Imaginative Feats… defeated and rediscovered

Here are four diagrams:

The first, a drawing of the gallery before the walls were demolished and six 10′ wide “floating” sections installed; the second, a drawing on a “napkin” from May of ’09; the third, a diagram created in September for the catalog, the fourth, an approximate rendering of the actual installation from a few days ago.

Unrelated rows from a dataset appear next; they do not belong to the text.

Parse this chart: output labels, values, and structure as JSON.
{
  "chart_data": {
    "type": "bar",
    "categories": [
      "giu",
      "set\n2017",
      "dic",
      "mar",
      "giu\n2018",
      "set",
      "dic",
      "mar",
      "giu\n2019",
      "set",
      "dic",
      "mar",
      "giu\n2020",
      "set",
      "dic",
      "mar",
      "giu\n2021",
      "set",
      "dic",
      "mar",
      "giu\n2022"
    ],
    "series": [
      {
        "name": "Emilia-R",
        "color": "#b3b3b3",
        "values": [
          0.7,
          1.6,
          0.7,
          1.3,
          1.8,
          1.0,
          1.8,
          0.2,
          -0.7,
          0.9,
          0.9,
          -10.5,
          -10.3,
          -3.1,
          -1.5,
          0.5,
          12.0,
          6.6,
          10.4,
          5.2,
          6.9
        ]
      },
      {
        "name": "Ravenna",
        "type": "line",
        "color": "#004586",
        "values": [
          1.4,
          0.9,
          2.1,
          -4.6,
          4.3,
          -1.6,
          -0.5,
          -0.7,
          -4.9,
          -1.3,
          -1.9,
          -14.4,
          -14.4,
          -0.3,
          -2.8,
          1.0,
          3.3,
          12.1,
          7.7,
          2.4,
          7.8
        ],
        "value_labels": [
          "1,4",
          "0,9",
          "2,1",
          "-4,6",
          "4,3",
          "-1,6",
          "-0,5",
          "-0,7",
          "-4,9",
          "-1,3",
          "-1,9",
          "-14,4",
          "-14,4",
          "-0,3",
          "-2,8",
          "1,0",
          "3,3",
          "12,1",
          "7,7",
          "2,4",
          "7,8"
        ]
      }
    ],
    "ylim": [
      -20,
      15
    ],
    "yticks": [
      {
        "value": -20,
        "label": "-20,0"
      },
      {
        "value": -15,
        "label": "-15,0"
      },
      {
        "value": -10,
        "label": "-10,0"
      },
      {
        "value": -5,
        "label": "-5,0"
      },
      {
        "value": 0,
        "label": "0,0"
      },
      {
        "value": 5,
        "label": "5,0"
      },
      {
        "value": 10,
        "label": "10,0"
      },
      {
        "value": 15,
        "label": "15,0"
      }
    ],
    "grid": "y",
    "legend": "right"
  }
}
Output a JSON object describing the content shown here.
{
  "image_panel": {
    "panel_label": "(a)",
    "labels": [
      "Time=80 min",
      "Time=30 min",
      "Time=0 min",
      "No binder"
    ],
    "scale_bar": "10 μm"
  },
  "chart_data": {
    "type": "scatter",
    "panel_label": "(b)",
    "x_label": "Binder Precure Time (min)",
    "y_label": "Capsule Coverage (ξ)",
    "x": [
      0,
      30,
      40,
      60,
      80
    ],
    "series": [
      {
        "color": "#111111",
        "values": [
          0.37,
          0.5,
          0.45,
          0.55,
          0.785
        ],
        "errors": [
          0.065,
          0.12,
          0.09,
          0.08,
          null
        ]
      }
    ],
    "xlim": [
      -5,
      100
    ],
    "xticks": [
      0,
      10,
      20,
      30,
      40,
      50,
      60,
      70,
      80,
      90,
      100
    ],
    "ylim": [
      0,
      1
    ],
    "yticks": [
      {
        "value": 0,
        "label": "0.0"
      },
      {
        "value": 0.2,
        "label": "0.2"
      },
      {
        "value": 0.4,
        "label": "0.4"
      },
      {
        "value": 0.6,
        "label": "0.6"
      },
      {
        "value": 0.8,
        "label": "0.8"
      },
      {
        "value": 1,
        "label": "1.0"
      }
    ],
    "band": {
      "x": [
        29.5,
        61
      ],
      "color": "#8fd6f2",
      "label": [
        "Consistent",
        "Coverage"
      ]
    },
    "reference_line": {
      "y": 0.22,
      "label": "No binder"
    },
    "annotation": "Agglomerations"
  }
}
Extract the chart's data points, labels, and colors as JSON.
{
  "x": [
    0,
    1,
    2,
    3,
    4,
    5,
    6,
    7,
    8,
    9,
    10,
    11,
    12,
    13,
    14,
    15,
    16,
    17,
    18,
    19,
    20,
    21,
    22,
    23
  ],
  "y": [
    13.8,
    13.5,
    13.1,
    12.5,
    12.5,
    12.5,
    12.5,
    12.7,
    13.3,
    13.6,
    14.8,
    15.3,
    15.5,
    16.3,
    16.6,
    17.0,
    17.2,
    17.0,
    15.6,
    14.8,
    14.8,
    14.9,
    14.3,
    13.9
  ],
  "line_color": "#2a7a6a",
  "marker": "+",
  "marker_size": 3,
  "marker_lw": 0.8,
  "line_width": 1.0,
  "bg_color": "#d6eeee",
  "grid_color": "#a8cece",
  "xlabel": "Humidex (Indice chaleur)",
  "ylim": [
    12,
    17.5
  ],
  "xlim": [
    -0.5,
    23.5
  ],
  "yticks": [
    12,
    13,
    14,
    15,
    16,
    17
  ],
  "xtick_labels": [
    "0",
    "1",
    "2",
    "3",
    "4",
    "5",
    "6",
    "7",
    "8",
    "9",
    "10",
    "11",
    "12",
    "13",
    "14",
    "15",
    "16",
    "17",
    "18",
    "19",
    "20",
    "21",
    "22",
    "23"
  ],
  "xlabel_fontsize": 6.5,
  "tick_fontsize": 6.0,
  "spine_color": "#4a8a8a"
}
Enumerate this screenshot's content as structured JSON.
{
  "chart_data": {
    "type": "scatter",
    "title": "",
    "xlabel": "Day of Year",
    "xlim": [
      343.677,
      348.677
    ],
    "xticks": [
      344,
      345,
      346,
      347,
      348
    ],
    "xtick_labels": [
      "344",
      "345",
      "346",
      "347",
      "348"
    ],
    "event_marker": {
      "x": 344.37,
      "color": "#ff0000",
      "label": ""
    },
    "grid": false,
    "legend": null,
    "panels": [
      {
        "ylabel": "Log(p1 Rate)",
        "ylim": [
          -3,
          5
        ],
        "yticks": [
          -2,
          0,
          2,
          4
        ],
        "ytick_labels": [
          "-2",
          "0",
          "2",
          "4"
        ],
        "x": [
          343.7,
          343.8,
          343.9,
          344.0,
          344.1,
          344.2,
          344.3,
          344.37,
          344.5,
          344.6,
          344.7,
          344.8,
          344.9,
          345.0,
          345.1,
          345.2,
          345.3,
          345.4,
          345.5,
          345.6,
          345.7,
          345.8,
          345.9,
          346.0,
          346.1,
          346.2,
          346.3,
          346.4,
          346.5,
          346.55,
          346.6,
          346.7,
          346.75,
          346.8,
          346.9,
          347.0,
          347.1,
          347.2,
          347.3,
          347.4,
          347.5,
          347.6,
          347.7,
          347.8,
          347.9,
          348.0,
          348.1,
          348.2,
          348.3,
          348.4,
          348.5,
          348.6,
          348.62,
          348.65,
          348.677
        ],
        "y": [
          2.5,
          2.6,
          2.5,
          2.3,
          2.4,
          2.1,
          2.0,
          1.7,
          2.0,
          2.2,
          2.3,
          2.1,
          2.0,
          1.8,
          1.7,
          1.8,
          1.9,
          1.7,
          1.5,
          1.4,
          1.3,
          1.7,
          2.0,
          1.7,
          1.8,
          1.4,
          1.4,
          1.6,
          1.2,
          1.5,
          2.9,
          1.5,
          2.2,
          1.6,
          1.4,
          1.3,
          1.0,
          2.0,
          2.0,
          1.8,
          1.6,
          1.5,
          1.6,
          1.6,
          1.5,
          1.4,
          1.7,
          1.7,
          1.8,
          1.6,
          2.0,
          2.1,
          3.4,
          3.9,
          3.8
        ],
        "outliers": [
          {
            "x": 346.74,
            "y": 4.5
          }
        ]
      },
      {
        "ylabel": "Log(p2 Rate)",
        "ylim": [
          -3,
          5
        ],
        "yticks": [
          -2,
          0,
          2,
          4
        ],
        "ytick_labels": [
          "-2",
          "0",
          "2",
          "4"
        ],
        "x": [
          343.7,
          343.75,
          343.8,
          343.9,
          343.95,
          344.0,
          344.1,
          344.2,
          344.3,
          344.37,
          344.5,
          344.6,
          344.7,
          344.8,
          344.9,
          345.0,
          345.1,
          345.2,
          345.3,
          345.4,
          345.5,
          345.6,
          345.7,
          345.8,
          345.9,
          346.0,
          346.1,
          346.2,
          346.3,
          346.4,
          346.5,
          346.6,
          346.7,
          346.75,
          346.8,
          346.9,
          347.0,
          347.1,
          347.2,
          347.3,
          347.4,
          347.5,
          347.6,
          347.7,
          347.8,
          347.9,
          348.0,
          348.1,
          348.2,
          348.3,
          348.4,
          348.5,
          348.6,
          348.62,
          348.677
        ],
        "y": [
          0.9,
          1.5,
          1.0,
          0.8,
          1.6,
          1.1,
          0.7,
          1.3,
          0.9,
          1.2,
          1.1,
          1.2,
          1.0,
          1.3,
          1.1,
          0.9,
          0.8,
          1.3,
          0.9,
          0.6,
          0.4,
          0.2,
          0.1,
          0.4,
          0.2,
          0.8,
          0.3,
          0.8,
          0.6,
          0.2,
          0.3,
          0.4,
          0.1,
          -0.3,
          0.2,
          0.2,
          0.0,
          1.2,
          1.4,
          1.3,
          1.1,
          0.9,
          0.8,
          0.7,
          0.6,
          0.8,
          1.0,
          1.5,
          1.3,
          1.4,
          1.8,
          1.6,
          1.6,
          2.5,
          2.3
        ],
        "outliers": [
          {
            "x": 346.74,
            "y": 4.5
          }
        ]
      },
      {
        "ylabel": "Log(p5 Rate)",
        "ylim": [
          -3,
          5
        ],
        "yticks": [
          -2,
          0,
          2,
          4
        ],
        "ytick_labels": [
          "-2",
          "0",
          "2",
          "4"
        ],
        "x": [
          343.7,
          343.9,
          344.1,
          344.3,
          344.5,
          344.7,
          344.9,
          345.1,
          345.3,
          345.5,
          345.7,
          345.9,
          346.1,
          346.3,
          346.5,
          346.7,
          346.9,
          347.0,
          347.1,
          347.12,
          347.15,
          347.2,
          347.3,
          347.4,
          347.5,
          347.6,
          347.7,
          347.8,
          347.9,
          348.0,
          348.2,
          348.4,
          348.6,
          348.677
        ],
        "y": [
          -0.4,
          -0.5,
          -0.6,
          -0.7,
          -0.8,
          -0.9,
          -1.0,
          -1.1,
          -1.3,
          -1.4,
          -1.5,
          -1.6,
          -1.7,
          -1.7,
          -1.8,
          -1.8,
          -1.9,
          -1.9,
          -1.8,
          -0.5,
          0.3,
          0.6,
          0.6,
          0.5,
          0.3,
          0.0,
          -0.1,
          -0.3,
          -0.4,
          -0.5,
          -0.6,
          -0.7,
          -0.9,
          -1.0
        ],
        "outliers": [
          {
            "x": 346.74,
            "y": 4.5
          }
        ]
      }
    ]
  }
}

And so did we learn an elementary lesson—again—that every first-year architect must know: moving through a space is not the same as enjoying a two-dimensional drawing of that space.  So many changes: the movable walls of Cantor Fitzgerald presented possibilities that we could only “feel” once we started moving them around.  Guarded allowed us to set back one of these walls, and it became a screen; right proportions, 4:3, and a nice spill over the edges.  This formal stuff—interruptions, gaps in the walls, screens—these “edit” Guarded, breaking up the clockwise flow of the images.
Note that in our napkin drawing, the movable walls, all but the middle on are pushed to the sides.  They disappear in the published version, but come back in the actual diagram, because crucial to the space.  Note too that consistent across these diagrams is the spill of Guarded into the small foyer.  We saw that during our first walk-through.  But too note that we got the direction of rotation wrong in the second diagram—something we should know well enough by now.

And Flat Land needed more space, more throw for the projectors and more room around the screen so that its flatness could be felt, navigated, discovered.  And could use even more.
All the torque of the earlier drawing and diagram doesn’t work so well in the space itself; but offsetting  the back wall just a bit achieves the disorientation even more effectively.  The lesson?  Scale drawings.  But more importantly, scale models.  But working it out on-the-spot, though not ideal, can be an adventure.  This time we got it right.  On the spot.  Mostly.